14ymedio, Victor Ariel Gonzalez, 19 April 2015 — “Who did you vote for?” an older woman was asked by her neighbors. “For Chaviano,” she said, on her way out of the polling station in the FOCSA building, just as a reporter from this newspaper was passing by. Maybe it was a coincidence, or maybe, after everything, the official myth that the Cuban opposition represents nobody fell today.
Someone, at least this woman who didn’t even notice who was listening to her, voted for “Pucho,” as Hildebrando Chaviano is affectionately called. The opposition candidate spoke with 14ymedio in the afternoon today, while resting a bit from the election hubbub in his 28th floor apartment, where he lives with his wife, Susana Mas, also a journalist.

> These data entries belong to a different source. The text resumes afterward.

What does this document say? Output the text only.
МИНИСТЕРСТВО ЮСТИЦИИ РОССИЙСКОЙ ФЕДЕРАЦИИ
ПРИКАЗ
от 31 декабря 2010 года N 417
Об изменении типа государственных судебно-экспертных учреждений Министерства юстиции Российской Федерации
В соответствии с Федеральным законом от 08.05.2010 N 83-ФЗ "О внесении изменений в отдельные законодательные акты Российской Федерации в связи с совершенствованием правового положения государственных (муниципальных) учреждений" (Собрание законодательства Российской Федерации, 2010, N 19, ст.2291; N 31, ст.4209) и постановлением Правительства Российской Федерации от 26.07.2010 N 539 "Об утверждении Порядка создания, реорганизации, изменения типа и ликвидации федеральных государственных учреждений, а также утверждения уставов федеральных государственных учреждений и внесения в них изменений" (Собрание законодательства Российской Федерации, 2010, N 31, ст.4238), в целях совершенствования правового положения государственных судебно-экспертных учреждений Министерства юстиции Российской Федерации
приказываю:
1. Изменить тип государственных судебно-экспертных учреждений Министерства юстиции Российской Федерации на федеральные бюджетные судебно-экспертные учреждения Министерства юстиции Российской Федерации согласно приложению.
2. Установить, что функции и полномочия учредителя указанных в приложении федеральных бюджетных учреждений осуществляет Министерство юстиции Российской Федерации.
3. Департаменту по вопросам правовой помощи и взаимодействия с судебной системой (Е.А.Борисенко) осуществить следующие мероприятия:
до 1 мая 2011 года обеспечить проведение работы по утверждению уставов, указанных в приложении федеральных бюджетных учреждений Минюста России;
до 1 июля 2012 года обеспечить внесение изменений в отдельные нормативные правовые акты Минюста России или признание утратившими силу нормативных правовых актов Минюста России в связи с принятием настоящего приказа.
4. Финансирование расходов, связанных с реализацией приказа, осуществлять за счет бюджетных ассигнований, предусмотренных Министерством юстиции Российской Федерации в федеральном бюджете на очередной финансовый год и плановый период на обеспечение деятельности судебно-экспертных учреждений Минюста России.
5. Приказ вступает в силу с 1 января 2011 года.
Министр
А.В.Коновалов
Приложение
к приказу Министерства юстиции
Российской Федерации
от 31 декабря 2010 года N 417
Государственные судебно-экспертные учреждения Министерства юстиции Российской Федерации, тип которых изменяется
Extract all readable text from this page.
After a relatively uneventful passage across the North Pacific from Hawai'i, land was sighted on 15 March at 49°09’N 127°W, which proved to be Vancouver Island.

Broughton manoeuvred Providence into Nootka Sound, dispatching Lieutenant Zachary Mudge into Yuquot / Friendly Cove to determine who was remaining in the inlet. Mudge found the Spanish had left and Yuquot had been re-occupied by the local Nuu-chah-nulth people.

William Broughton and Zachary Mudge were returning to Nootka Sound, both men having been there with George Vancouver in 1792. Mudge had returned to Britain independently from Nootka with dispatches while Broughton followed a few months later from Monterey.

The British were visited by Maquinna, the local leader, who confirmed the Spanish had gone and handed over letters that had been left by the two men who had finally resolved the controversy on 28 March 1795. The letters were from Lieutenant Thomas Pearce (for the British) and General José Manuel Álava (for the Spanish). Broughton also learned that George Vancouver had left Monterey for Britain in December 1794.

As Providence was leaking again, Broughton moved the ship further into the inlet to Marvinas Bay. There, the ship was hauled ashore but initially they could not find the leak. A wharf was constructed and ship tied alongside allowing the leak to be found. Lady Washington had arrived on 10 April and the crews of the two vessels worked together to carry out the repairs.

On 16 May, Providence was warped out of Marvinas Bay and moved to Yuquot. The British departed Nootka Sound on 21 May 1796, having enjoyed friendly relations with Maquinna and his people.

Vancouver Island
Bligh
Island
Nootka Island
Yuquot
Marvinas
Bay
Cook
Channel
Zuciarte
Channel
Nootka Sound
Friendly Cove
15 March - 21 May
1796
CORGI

It had been a marathon day. CNN, EFE, AFP and several other chains and news agencies had been interviewing him since the morning. One of them that has most impressed Chaviano is Cuban Television. “It was the first time I gave an interview,” he said. Although he didn’t recognize the reporter, and thought that a good part of his comments in front of the national cameras would be censored because of the content of his discourse, the candidate was somewhat surprised by the initiative.
Hildebrand Chaviano confesses that it will be a day he won’t forget. It is the first time a regime opponent has been presented in the elections, and the fact has not passed unnoticed. His biography, at the entrance to the polling place, was drafted with the worst epithets of the Electoral Commission, starting with “counterrevolutionary.” However, this has not stopped some neighbors from showing enthusiasm with the idea of seeing something different this time. A few days ago, Pucho said, a voter commented on his candidacy, “Finally I see people ashamed of this.”
CNN, EFE, AFP and even Cuban television have been interviewing Chaviano since the morning
There have been many other displays of affection. One of his old neighbors – Chaviano has lived in his apartment since 1961 – has developed a motto that everyone in the house joined in on: “Let’s vote for Pucho because we love him so much.”
While waiting for the counting of votes, starting at six in the evening, the opposition candidate speaks a little of what his plans are if he is elected. First, he says, is to improve the nutritional conditions of the elderly people in the community who are unprotected. He also anticipates fighting for better conditions for those whose housing is in a critical state of deterioration and who can’t get credit to make repairs.
In the long term, in a somewhat larger battle, Chaviano advocates defining the self-employed as legal entities. Ideologically liberal – a current he defends in the midst of the populist official attacks – the opponent wishes to grant guarantees to private entrepreneurs to promote the development of small local businesses.
When the vote count begins in the two polling stations where the photo of Hildebrando Chaviano is on display, two of his friends will help, as observers, while the ballots stack up for one candidate or the other.